BERLIN (Reuters) - Nearly 300 people are facing prosecution in Germany for supporting Islamic State (IS), German Justice Minister Heiko Maas has said, adding that it was a sign that anti-terrorism laws were working and tougher legislation was not needed.
“Whoever supports IS can already be prosecuted under existing laws,” he told Sunday’s weekly newspaper Welt am Sonntag in an interview, after some politicians called for tighter laws.
He added, however, that he would present a draft law by the end of the year to tackle the flow of money to IS.
On Friday, a state prosecutor demanded a prison term of more than four years for a 20-year-old German man accused of fighting with Islamic State insurgents in Syria. It is the first trial of its kind in Germany and dozens more are due to begin in coming months.

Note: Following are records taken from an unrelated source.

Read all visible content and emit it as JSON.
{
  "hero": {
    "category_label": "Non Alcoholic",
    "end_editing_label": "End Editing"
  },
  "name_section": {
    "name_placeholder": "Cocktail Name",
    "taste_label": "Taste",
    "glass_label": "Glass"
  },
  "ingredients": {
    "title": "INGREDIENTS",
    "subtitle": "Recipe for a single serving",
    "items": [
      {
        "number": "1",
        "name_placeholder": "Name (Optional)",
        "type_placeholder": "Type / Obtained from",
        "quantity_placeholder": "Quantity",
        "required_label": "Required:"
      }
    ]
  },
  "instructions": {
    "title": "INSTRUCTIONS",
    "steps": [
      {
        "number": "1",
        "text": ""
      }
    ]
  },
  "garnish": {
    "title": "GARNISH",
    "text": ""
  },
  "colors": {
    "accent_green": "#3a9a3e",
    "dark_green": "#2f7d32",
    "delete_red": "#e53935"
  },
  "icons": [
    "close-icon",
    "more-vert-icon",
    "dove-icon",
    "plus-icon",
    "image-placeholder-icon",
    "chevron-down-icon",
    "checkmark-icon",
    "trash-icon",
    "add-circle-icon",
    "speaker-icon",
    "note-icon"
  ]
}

Islamic State has captured swathes of territory in Syria and Iraq, massacred many non-Sunni Muslims, beheaded some Western prisoners, and declared a caliphate ruled under sharia, or Islamic law, in the heart of the Middle East.
Thousands of Western volunteers have traveled to Syria and Iraq to join militant groups. Law enforcement authorities are cracking down on returning fighters, amid fears of attacks.
Security authorities say about 550 German citizens have joined Islamic State in Iraq and Syria and about 60 have been killed, some in suicide attacks. Around 180 are believed to have returned.
In September, Germany introduced a ban on Islamic State that outlawed propaganda, the display of symbols and activities linked to the group.
Some of those facing prosecution are accused of supporting IS by raising funds or helping supply equipment from Germany.